What is the effect of motor loss on an air cooler? 1

[Guylander]

We develop dynamic simulations, and need the opinion of someone with practical experience designing or operating air coolers.

We need to know (ball-park) how much the duty of an air cooler is reduced when the fan power is lost, leaving only natural convection (e.g. Q/Qdesign = 0.5, or 0.25, etc). Of course the easy answer is "it depends on everything" ( design, fin size, process/ambient temperatures, etc.), so any numerical suggestions based on actual experience would be most welcome. Thanks!

 

[speco]

Guylander,

As you know, it really depends on the process temperatures, ambient air temperature, and other factors such as elevation. Of course there is the configuration of the finned tube bundle to consider, too.

However, if you want to get in the ballpark, here's a quick method you might try. The natural convection air flow depends on the natural bouyancy of the heated air to create its own draft, so the numbers can vary a bit. Normally the airside mass velocity is in the range of 5000-6000 pounds per hour per square foot of free area through the bundle. The free area, is typically about half the total face area, but that really depends on the tube pitch, fin OD, fin/inch and fin thickness. If you already know the free area, that's better.

The natural convection mass velocity is usually in the range of 300 to 350 pounds/hr per square foot of free area. You can back-check this to a certain extent by calculating the air temperature rise, to make sure it's not above the inlet process temperature. The U value is generally in the range of 1.0 to 1.5 with this low air velocity.

Hope that helps.

Regards,

Speco (

http://www.stoneprocess.com)

 

[Guylander]

Thanks Speco - sounds like we can use the different flows (e.g. 300, 5000) and find the duty expressions for each to get a rough idea of the effect on Q.

 

[speco]

Guylander,

That's right. If you take a guess at the new heat load, and have an assumed air flow, you can calculate an air temperature rise. From that, you can determine an LMTD. The surface is known. So you can check your assumed heat load and compare it with U*A*LMTD. After a few iterations, you can pretty much zoom in on a heat load where eveything is in balance, at least within reason, and the validity of your assumptions.

Speco

 

[Guylander]

I figured we'd assume a constant process outlet T (valid for single component condenser under pressure control) and an outlet air temperature equal to the process outlet (probably not far off) to compute the duty for the natural draft case.
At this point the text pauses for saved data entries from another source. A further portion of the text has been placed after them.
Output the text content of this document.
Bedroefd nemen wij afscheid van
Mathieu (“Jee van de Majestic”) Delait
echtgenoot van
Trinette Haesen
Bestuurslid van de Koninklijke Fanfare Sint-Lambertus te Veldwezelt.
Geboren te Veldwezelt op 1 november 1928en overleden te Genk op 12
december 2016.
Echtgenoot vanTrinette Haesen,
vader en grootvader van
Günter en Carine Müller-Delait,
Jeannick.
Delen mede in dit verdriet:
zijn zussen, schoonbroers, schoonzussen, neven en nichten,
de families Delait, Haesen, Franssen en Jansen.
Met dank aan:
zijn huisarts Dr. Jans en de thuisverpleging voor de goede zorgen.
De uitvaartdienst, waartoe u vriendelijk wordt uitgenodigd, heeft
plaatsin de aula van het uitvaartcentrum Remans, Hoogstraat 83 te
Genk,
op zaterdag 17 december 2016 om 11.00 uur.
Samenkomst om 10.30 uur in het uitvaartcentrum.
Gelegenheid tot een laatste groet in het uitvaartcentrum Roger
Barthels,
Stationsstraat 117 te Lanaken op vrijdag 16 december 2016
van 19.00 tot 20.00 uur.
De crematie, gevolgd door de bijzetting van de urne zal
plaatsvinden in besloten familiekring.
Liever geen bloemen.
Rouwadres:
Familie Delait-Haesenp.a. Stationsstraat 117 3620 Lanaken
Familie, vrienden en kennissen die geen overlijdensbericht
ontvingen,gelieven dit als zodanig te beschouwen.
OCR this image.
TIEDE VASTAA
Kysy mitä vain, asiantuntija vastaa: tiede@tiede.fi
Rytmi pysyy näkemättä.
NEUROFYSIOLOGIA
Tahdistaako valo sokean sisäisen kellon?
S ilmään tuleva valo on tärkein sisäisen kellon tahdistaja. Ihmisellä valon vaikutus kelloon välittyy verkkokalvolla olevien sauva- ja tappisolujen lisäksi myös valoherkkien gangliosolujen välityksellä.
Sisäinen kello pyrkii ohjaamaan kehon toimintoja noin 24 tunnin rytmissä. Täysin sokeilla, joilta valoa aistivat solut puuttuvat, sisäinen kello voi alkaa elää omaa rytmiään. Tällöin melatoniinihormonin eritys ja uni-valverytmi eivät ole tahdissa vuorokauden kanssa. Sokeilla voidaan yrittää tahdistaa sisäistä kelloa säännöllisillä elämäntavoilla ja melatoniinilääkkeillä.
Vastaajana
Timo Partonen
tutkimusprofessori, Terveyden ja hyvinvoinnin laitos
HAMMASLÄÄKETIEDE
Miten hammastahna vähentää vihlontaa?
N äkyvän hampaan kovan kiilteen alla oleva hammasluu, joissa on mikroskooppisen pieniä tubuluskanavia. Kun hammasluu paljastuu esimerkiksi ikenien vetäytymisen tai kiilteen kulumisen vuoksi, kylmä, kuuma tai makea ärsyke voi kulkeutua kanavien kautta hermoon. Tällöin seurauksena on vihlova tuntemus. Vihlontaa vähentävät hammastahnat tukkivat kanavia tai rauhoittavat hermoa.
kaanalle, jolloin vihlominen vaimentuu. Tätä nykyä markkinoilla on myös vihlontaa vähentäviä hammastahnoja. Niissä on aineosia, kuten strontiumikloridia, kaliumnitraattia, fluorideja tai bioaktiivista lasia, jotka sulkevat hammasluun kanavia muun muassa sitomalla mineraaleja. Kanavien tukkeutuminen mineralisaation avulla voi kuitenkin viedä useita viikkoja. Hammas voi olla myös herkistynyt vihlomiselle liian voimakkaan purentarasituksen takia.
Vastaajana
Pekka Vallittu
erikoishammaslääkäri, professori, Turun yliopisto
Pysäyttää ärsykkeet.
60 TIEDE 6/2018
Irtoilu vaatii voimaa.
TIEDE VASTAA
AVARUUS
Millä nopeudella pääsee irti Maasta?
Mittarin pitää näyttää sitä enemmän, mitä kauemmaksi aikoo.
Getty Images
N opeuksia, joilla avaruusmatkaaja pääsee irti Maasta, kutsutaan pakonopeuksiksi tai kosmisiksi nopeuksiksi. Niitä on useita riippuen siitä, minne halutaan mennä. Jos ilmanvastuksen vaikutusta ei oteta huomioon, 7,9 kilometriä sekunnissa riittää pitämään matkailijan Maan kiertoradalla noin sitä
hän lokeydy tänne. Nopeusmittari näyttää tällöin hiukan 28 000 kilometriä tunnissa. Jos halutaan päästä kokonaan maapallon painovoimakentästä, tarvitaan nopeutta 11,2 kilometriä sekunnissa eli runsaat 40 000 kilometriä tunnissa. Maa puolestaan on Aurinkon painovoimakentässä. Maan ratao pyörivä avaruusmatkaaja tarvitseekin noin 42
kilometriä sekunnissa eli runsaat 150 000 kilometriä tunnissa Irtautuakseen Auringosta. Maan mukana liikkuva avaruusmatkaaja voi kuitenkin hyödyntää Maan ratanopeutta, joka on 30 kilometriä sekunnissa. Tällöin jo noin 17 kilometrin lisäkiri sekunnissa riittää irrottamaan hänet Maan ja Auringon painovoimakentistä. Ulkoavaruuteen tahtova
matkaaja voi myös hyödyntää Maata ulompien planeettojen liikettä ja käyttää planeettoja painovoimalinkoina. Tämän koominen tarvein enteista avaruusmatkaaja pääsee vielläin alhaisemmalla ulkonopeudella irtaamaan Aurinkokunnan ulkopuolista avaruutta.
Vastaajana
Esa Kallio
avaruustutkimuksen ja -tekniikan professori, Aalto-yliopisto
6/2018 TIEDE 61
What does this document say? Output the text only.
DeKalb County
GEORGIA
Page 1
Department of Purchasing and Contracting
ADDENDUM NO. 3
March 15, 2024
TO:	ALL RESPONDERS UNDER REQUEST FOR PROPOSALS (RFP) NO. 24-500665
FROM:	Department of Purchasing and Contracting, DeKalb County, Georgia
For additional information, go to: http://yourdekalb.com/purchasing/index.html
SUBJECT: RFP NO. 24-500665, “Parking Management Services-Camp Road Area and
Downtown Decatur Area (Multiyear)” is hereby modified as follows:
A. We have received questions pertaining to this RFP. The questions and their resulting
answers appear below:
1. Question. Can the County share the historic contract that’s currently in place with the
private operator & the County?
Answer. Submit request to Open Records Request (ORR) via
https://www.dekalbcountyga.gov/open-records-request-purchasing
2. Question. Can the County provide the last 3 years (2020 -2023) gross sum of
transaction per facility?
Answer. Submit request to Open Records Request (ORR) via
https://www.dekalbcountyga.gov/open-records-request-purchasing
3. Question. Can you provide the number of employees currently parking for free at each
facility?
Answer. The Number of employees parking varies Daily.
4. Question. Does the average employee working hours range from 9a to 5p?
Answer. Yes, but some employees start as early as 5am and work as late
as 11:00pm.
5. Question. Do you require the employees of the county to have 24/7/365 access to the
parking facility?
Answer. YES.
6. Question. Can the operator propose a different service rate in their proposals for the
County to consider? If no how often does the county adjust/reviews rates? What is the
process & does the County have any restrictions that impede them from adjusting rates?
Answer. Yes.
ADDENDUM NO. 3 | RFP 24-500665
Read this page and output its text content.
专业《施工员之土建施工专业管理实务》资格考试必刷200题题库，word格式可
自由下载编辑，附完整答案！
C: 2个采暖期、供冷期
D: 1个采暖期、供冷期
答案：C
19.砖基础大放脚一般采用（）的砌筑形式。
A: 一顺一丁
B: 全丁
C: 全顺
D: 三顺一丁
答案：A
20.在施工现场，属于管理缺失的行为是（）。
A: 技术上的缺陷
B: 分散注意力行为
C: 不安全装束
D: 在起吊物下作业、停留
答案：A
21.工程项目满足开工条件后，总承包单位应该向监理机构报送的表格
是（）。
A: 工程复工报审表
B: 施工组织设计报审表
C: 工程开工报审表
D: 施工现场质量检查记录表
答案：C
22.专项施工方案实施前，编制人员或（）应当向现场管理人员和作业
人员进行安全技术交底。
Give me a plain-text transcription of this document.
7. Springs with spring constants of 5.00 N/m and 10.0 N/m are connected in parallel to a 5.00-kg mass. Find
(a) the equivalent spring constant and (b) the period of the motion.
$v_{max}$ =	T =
But the above might not be needed - knowing the typical effect on the air flow is a tremendous help, as the simulated exchanger is designed based on normal conditions, so the simulation can provide the duty and outlet air temp as a function of the air flow.

Thanks again!

 

[CJKruger]

Guylander, for relief load calcs we often assume 20% of normal duty on loss of motor (power failure).

Cilliers

http://www.korf.co.uk

 

[Guylander]

Thanks CJKruger - we've had some plant operators give us similar numbers - between 10%(min) and 30%(max), so 20% seems in line.

 

[786392]

In all fairness existing/prevalent weather conditions will be critical in this connection;e.g. wind speed& the temperature range plus pattern,I believe.

Best Regards
Qalander(Chem)